Rapport. I connected the word I read with the word I heard when I was in my early twenties. I just learned to pronounce “dour” yesterday.
I’ve never heard it pronounced that way when applied to an elementary school, which is what I was doing at the time (I was four). In that use, I’ve only ever heard it pronounced “el-e-MENT-ry.”
My high school English teacher mispronounced epitome. In an AP class. To her credit, she was otherwise an excellent teacher.
The word that stands out for me is “junta”. It had never dawned on me that the word was Spanish in origin, until I was corrected.
Ogle. Oogle? what IS that word?
Melancholy. I pronounced it mel-anch-o-ley.
I thought of another one: I used to sneak read my mom’s historical “romances”. I thought whore sounded the same as war. It wasn’t until I saw some bathroom grafitti mispelling it as “hore” that I clued in.
Litigous. I pronounced it lih-tih-GISS in a court of law. Plus the court reporter read it back correctly because no one knew what I was trying to say. I mean it’s pronounced litigation, right? WTF?
And about a million other words. I was a lot worse in high school though. My parents weren’t particularly articulate.
Elite isn’t pronounced as e-lite, apparently.
Is it any wonder people get confused with this one?
Quixote = Spanish pronunciation
Quixotic = literal English pronunciation
It’s ridd-er-KEW-lis.
Oh, my list is so long, so very long. It includes a three-letter word.
On the other hand I can spell a lot of things because in my mind they are pronounced absolutely phonetically (even though I know that’s not correct to say out loud). You could say I am a k’NOIS-ee-er of the written word.
Another friend of mine pronounced Betelgeuse as “belch-u-geese”.
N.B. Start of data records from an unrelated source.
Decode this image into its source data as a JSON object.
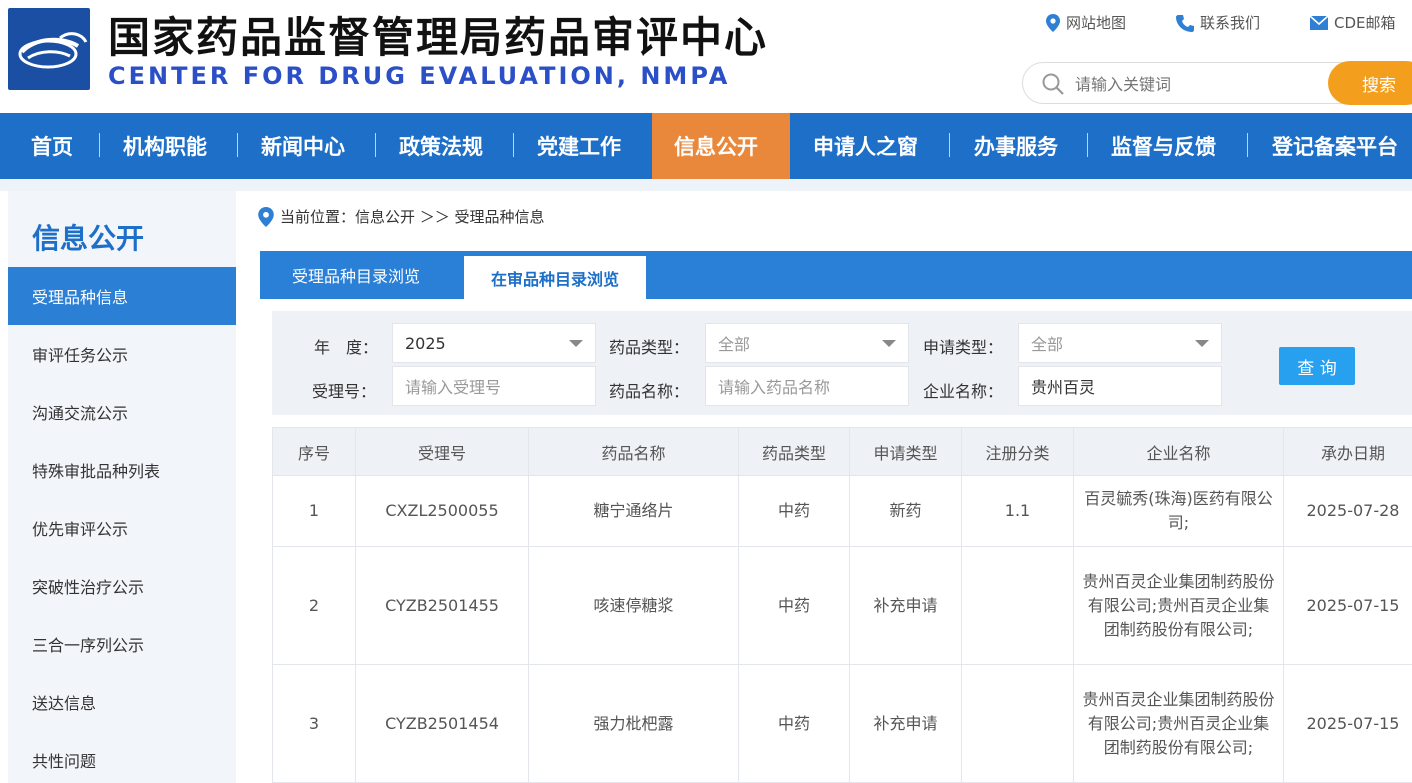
{
  "header": {
    "title": "国家药品监督管理局药品审评中心",
    "subtitle": "CENTER FOR DRUG EVALUATION, NMPA",
    "links": [
      {
        "label": "网站地图",
        "icon": "location-pin-icon"
      },
      {
        "label": "联系我们",
        "icon": "phone-icon"
      },
      {
        "label": "CDE邮箱",
        "icon": "mail-icon"
      }
    ],
    "search": {
      "placeholder": "请输入关键词",
      "button": "搜索"
    }
  },
  "nav": {
    "items": [
      "首页",
      "机构职能",
      "新闻中心",
      "政策法规",
      "党建工作",
      "信息公开",
      "申请人之窗",
      "办事服务",
      "监督与反馈",
      "登记备案平台"
    ],
    "active": "信息公开"
  },
  "sidebar": {
    "title": "信息公开",
    "items": [
      "受理品种信息",
      "审评任务公示",
      "沟通交流公示",
      "特殊审批品种列表",
      "优先审评公示",
      "突破性治疗公示",
      "三合一序列公示",
      "送达信息",
      "共性问题"
    ],
    "active": "受理品种信息"
  },
  "breadcrumb": {
    "text": "当前位置：信息公开 ＞＞ 受理品种信息"
  },
  "tabs": [
    "受理品种目录浏览",
    "在审品种目录浏览"
  ],
  "filter": {
    "year_label": "年　度：",
    "year_value": "2025",
    "drug_type_label": "药品类型：",
    "drug_type_value": "全部",
    "apply_type_label": "申请类型：",
    "apply_type_value": "全部",
    "accept_no_label": "受理号：",
    "accept_no_placeholder": "请输入受理号",
    "drug_name_label": "药品名称：",
    "drug_name_placeholder": "请输入药品名称",
    "company_label": "企业名称：",
    "company_value": "贵州百灵",
    "query_button": "查 询"
  },
  "table": {
    "headers": [
      "序号",
      "受理号",
      "药品名称",
      "药品类型",
      "申请类型",
      "注册分类",
      "企业名称",
      "承办日期"
    ],
    "rows": [
      {
        "no": "1",
        "accept_no": "CXZL2500055",
        "drug_name": "糖宁通络片",
        "drug_type": "中药",
        "apply_type": "新药",
        "reg_class": "1.1",
        "company": "百灵毓秀(珠海)医药有限公司;",
        "date": "2025-07-28"
      },
      {
        "no": "2",
        "accept_no": "CYZB2501455",
        "drug_name": "咳速停糖浆",
        "drug_type": "中药",
        "apply_type": "补充申请",
        "reg_class": "",
        "company": "贵州百灵企业集团制药股份有限公司;贵州百灵企业集团制药股份有限公司;",
        "date": "2025-07-15"
      },
      {
        "no": "3",
        "accept_no": "CYZB2501454",
        "drug_name": "强力枇杷露",
        "drug_type": "中药",
        "apply_type": "补充申请",
        "reg_class": "",
        "company": "贵州百灵企业集团制药股份有限公司;贵州百灵企业集团制药股份有限公司;",
        "date": "2025-07-15"
      }
    ]
  },
  "colors": {
    "brand_blue": "#1e6fc8",
    "active_orange": "#e9883a",
    "search_orange": "#f39f1d",
    "query_blue": "#27a0f0"
  }
}
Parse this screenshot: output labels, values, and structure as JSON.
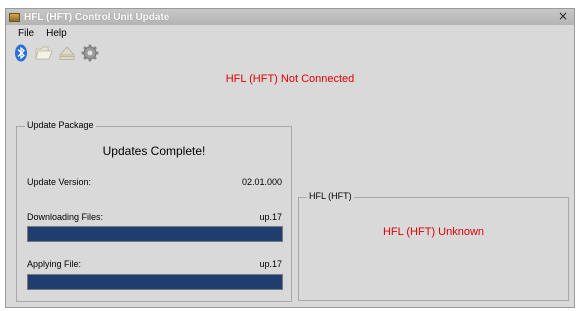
{
  "window": {
    "title": "HFL (HFT) Control Unit Update",
    "close_glyph": "×"
  },
  "menu": [
    {
      "label": "File"
    },
    {
      "label": "Help"
    }
  ],
  "toolbar": {
    "icons": [
      "bluetooth-icon",
      "folder-icon",
      "eject-icon",
      "settings-gear-icon"
    ]
  },
  "connection_status": {
    "text": "HFL (HFT) Not Connected",
    "color": "#e00000"
  },
  "update_package": {
    "group_title": "Update Package",
    "status_text": "Updates Complete!",
    "version_label": "Update Version:",
    "version_value": "02.01.000",
    "downloading_label": "Downloading Files:",
    "downloading_value": "up.17",
    "downloading_progress": 1.0,
    "applying_label": "Applying File:",
    "applying_value": "up.17",
    "applying_progress": 1.0,
    "progress_color": "#1f3d6e"
  },
  "hfl_panel": {
    "group_title": "HFL (HFT)",
    "status_text": "HFL (HFT) Unknown",
    "status_color": "#e00000"
  }
}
Melancholy: I always thought it was mel-AN-cho-lee.
Chagrin: chay-grin?
beribboned: berry-boned?
To be fair, I don’t think I’ve ever actually said these words out loud.
In New Orleans, Calliope Street is pronounced CAL-ly-ope.
The steam organ on the riverboat is pronounced cuh-LIE-o-pee.
Only in New Orleans…
I mispronounced “ennui” wrong until I read Post 8 in this thread just a few minutes ago.
Was I your old roommate? Cause “misled” did it for me. And the light didn’t dawn on me until college, for crying out loud. I know I used “MY-zeld” both in my head and my out-loud voice many times, and nobody ever corrected me. I think I probably used “misle” as a verb in some of my school writings, too … although surely that would have been called out by the teacher, right? Right?
Funny enough, a few years after my eyes opened to the reality of “mis-led,” I was working at a teeny little UHF television station in southeast Iowa. The fellow we had anchoring the news (nice guy, ex-pastor) was reading a story and, sure enough, out comes the word “MY-zeld.” I was just glad to know I wasn’t the only one …
I don’t remember if I corrected him or not. I’d like to think I did, but I can’t truthfully say.
Intravenous. I still have trouble with this and have to consciously correct myself before it comes out. In-tra-VEE-nuss, not in-TRA-veh-nuss. I mean, it makes sense if you think about the etymology, but I didn’t.
One I still don’t know is antipathy. Is it an-TIP-ah-thee or AN-ti-path-ee? I’ve been tempted to use it in writing a few times but have had to avoid it out of fear that I might need to read it aloud.
That seems right to me…and iCarly too…
I’m guilty of a few already mentioned.
When I was a kid, I read a great book called Misty of Chincoteague, about a wild pony from this island called “shin-co-tee-ahg”. And then I moved to the States and heard about a coworker’s great camping trip to Chin-co-teeg island. I almost facepalmed right there as I made the connection, and thanked the stars I’d never said that name out loud in my entire life.
There are also plenty of people whose names I try to avoid saying out loud because I only know them from books. Like Tycho Brahe. And the damn Greeks had me going for a while with characters like Purse-phone and Anti-gone.
Locke was Loki
Thanks for that. That’s one of those words I apparently used to pronounce the correct way (no doubt influenced strongly by Tom Lehrer’s “Elements” song), then somewhere along the line, heard everyone else apparently pronouncing it with the stress pattern of “antipathy,” so I assumed I was incorrect all along. I feel vindicated now.
Reading through the rest of the thread, I admit that “biopic” is one that still trips me up when I see it in writing.
Hierarchy, which way back when I used to think was “heerarchy.”